Etobicoke psychologist David Factor found himself onstage at Yuk Yuk’s comedy club entertaining a roomful of strangers with his original five-minute comic routine as a result of the stand-up comedy course he took at the arts school. Teacher Max Korn taught him to go for five laughs a minute, and to tell his second-best joke first, and his best joke last.
“I was pretty scared — well, numb is the word that comes to mind for the time I was up there — but I was really glad I did it and I plan to do it again,” Factor says. “I don’t have any fantasies of going to Jay Leno next week, but I love writing comedy and I was very happy with this course. It was exactly what I wanted.” Actress Tita Griffin, who also performed at Yuk Yuk’s, says she enjoyed meeting the funny people who took the comedy course, and she got a lot of satisfaction in overcoming her fear, getting up on stage and making people laugh. “I was terrified, but I did it and it was wonderful,” she says.
Lola Rasminsky, founder and director of the arts school, started it 15 years ago as a fine arts kindergarten in the basement of her house. When parents began banging around wanting to participate in the art activities, she decided to organize a few courses strictly for adults.
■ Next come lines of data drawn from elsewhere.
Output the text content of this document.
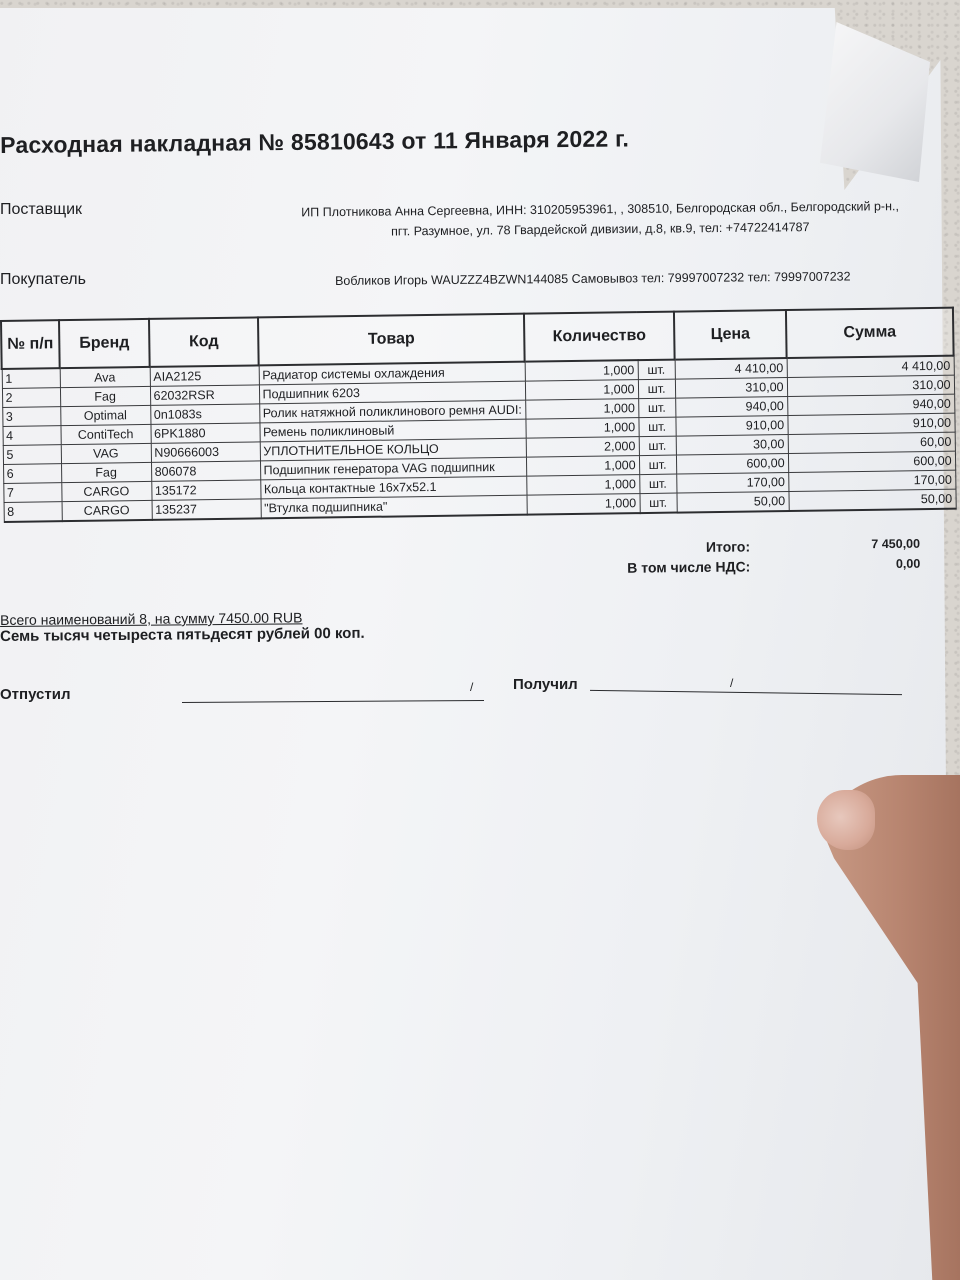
Расходная накладная № 85810643 от 11 Января 2022 г.
Поставщик	ИП Плотникова Анна Сергеевна, ИНН: 310205953961, , 308510, Белгородская обл., Белгородский р-н.,
пгт. Разумное, ул. 78 Гвардейской дивизии, д.8, кв.9, тел: +74722414787
Покупатель	Вобликов Игорь WAUZZZ4BZWN144085 Самовывоз тел: 79997007232 тел: 79997007232
№ п/п	Бренд	Код	Товар	Количество		Цена	Сумма
1	Ava	AIA2125	Радиатор системы охлаждения	1,000	шт.	4 410,00	4 410,00
2	Fag	62032RSR	Подшипник 6203	1,000	шт.	310,00	310,00
3	Optimal	0n1083s	Ролик натяжной поликлинового ремня AUDI:	1,000	шт.	940,00	940,00
4	ContiTech	6PK1880	Ремень поликлиновый	1,000	шт.	910,00	910,00
5	VAG	N90666003	УПЛОТНИТЕЛЬНОЕ КОЛЬЦО	2,000	шт.	30,00	60,00
6	Fag	806078	Подшипник генератора VAG подшипник	1,000	шт.	600,00	600,00
7	CARGO	135172	Кольца контактные 16x7x52.1	1,000	шт.	170,00	170,00
8	CARGO	135237	"Втулка подшипника"	1,000	шт.	50,00	50,00
Итого:	7 450,00
В том числе НДС:	0,00
Всего наименований 8, на сумму 7450.00 RUB
Семь тысяч четыреста пятьдесят рублей 00 коп.
Отпустил	/	Получил	/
The first one indulged a long-held desire of Rasminsky’s — singing Broadway show tunes. “I was basically quite a shy person and it was fun for me to discover how much I could ham it up singing ‘Somewhere Over the Rainbow.’ It really helped me to come out of my shell.”
After that she started a life drawing class and a writing group, and new programs kept blossoming from there.
Last year Rasminsky bought a big old house next door to Toronto’s Brown School and moved her whole arts school into it.
She’s working 14-hour days including weekends while she gets the new, expanded program into full swing. “I’m waitress, administrator, caretaker and teacher.
“I chose this house because it feels like what we had in my home and maintains a personal feeling to it all.
“It’s probably the Jewish mother in me, but I’m always putting food out. I set out fruit and coffee for the adults’ courses.”
The venture hasn’t been a financial success yet, she says, but the highly subscribed children’s classes make up for the lesser-known adult classes and she gets many non-financial rewards from the work.
It’s given me such a kick to see people discover what they’ve got inside and to feel excited about it,” Rasminsky says. “I’ve dreamed of doing this for years and it’s exhilarating to realize a dream this way.”